Family lore from my wife’s kinfolk recounts the first time Becky’s father assumed solo caregiving responsibilities for the infant Becky.
Those who retell it say that Becky’s mother, Darla, left the house for a church event and gave her young husband, Wilbur, explicit instructions on how to care for their daughter.
Before driving away, Darla stocked the home with extra diapers, clean bottles, warm blankets, sterilized pacifiers and Becky’s favorite toys — all things imaginable for soothing a crying baby.
A few hours into the warm evening, their firstborn began to fuss. Wilbur offered Becky a warm bottle, but she wouldn’t take it. He offered a soft blanket, spoonfuls of baby food and a stuffed bear, but nothing seemed to pacify the tiny tot.
Soon, Becky’s protest deteriorated into crying and then became incessant squalling. A fretful father paced the floor with daughter atop his shoulder, bouncing the bawling baby in hopes of releasing a bothersome burp.
Nothing. Infant Becky elevated her protest with additional wailing.
Left afoot, Wilbur did the only thing he could: He picked up the phone to call the doctor.
At that moment, Becky’s mom burst through the door and swept Becky in her arms.
Wilbur hung up and explained how he’d tried everything to no avail.
“Well,” asked Darla, “Did you give her some water?”
To hear Becky’s mother tell it, Wilbur stared at his young wife as cluelessly as if Darla was speaking Farsi with an Oklahoma accent.

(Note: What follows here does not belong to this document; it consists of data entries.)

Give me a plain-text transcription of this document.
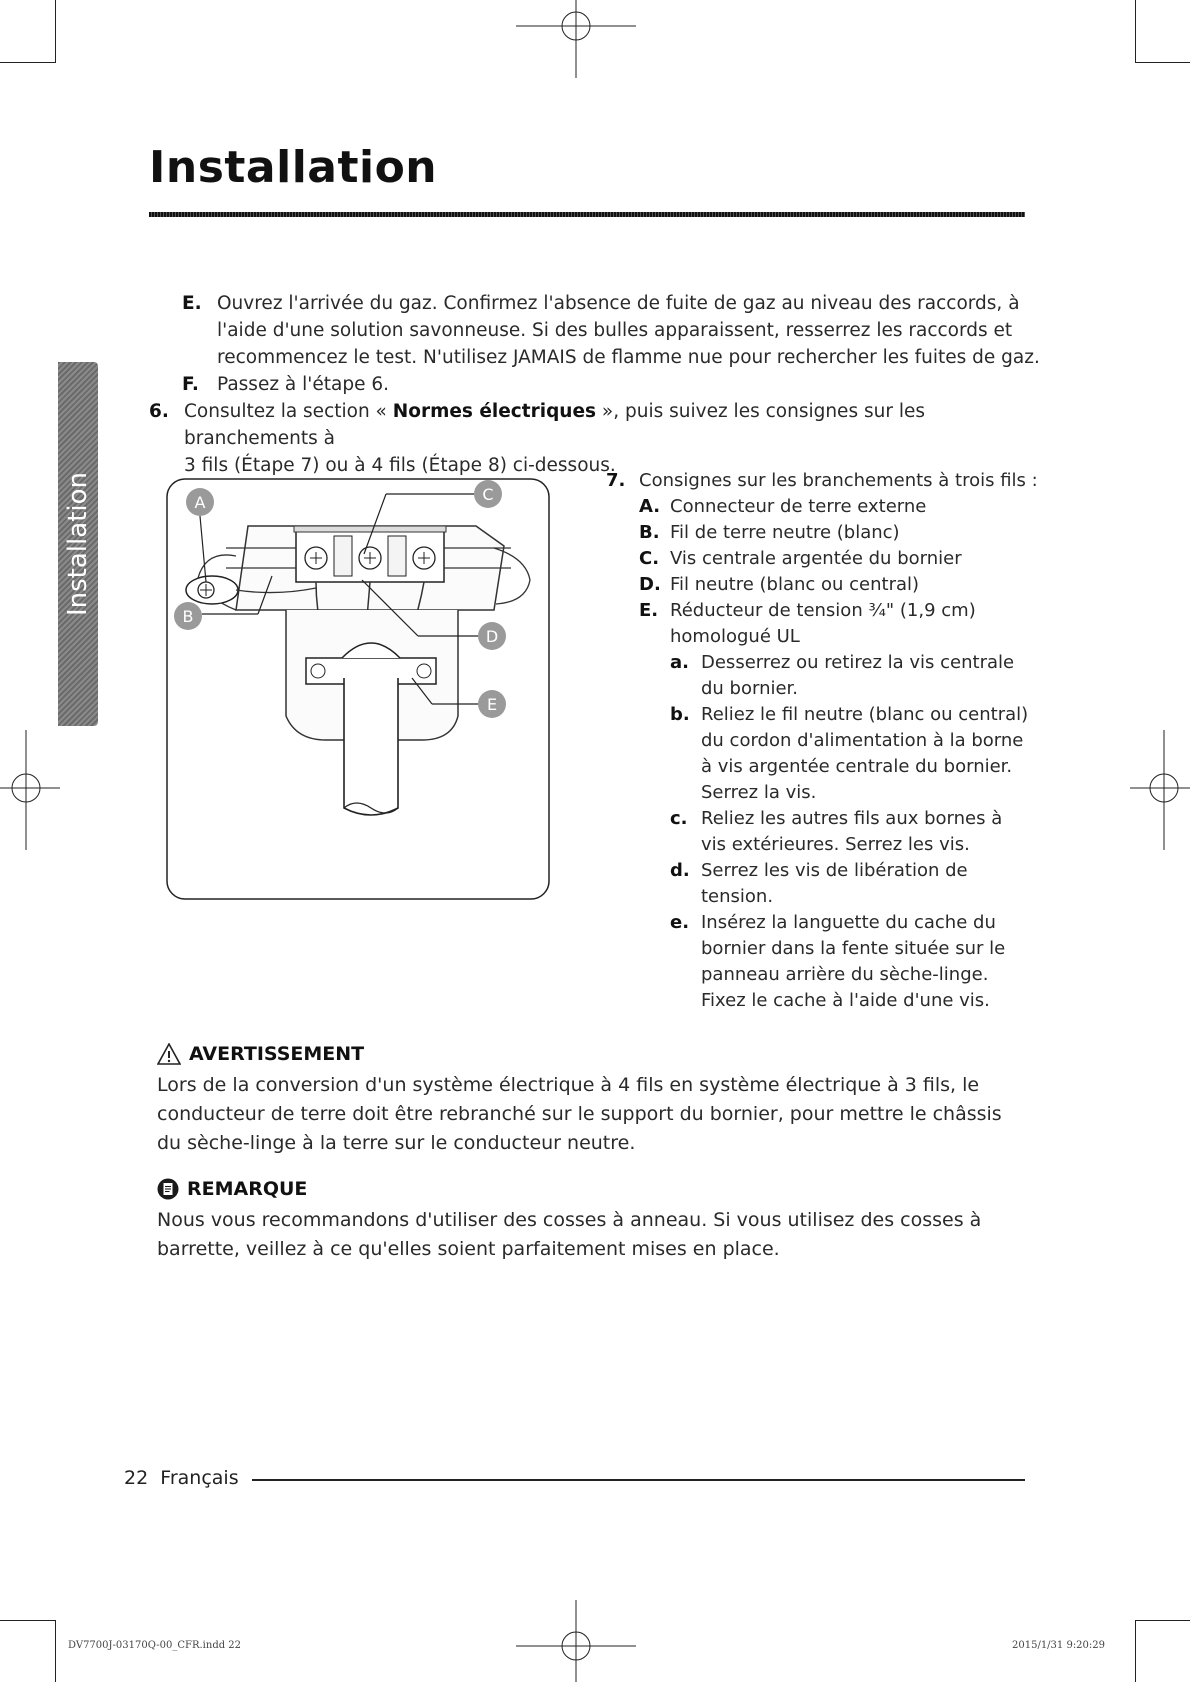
Installation
Installation
E. Ouvrez l'arrivée du gaz. Confirmez l'absence de fuite de gaz au niveau des raccords, à
l'aide d'une solution savonneuse. Si des bulles apparaissent, resserrez les raccords et
recommencez le test. N'utilisez JAMAIS de flamme nue pour rechercher les fuites de gaz.
F. Passez à l'étape 6.
6. Consultez la section « Normes électriques », puis suivez les consignes sur les branchements à
3 fils (Étape 7) ou à 4 fils (Étape 8) ci-dessous.
A
B
C
D
E
7. Consignes sur les branchements à trois fils :
A. Connecteur de terre externe
B. Fil de terre neutre (blanc)
C. Vis centrale argentée du bornier
D. Fil neutre (blanc ou central)
E. Réducteur de tension ¾" (1,9 cm)
homologué UL
a. Desserrez ou retirez la vis centrale
du bornier.
b. Reliez le fil neutre (blanc ou central)
du cordon d'alimentation à la borne
à vis argentée centrale du bornier.
Serrez la vis.
c. Reliez les autres fils aux bornes à
vis extérieures. Serrez les vis.
d. Serrez les vis de libération de
tension.
e. Insérez la languette du cache du
bornier dans la fente située sur le
panneau arrière du sèche-linge.
Fixez le cache à l'aide d'une vis.
AVERTISSEMENT
Lors de la conversion d'un système électrique à 4 fils en système électrique à 3 fils, le
conducteur de terre doit être rebranché sur le support du bornier, pour mettre le châssis
du sèche-linge à la terre sur le conducteur neutre.
REMARQUE
Nous vous recommandons d'utiliser des cosses à anneau. Si vous utilisez des cosses à
barrette, veillez à ce qu'elles soient parfaitement mises en place.
22 Français
DV7700J-03170Q-00_CFR.indd 22	2015/1/31 9:20:29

“You never mentioned that,” he said.
The story has a parallel in Christian tradition when Jesus left his followers alone and returned to his father. He left instructions, but not a lot of detail.
This lack of detail prompts a lot of Christ-followers to be like my ill-informed father-in-law and say, well, Jesus never mentioned that.
These are the folks who’ll claim ignorance, saying things like, “Jesus never said anything about how to treat the refugee.”
“Jesus was completely mute about universal health care.”
“He made no mention of tobacco or whether Baptists can drink beer.”
“Jesus said little or nothing about common-sense sword or gun control.”
And I suppose these are accurate observations. There’s so much that is absent from Jesus’ teachings.
However, much like my mother-in-law’s, Jesus’ teaching was fundamentally clear. For the uninformed, he offered additional clarity when asked to name the greatest commandment.
Jesus replied: “‘Love the Lord your God with all your heart and with all your soul and with all your mind.’ This is the first and greatest commandment. And the second is like it: ‘Love your neighbor as yourself.’”
But in case folks didn’t understand his basic message, Jesus offered the Golden Rule, a standard in most world religions. The Message translation of the Bible, offers extra transparency of Mathew 7:12.
“Here is a simple, rule-of-thumb guide for behavior: Ask yourself what you want people to do for you, then grab the initiative and do it for them.”
Whenever I’m feeling short of divine instruction, this one is my go-to rule. Just treat others the way I would want to be treated.
This means I ask myself tough questions as if the answers impacted me, like what would I want done if it was my daughter? How would I feel if my kids’ school was shot up? Or what if my refugee family had been turned away? Or how will my disabled brother get the health care he needs in his declining years?
Simple. The answers are there when we want to hear them.
As soon as Becky’s mom gave her some water, the protests ended. But in the future, if we ever leave a grandbaby with my father-in-law, I’ll be sure and tell him, “Wilbur, if you are drinking water, give the baby water, too.”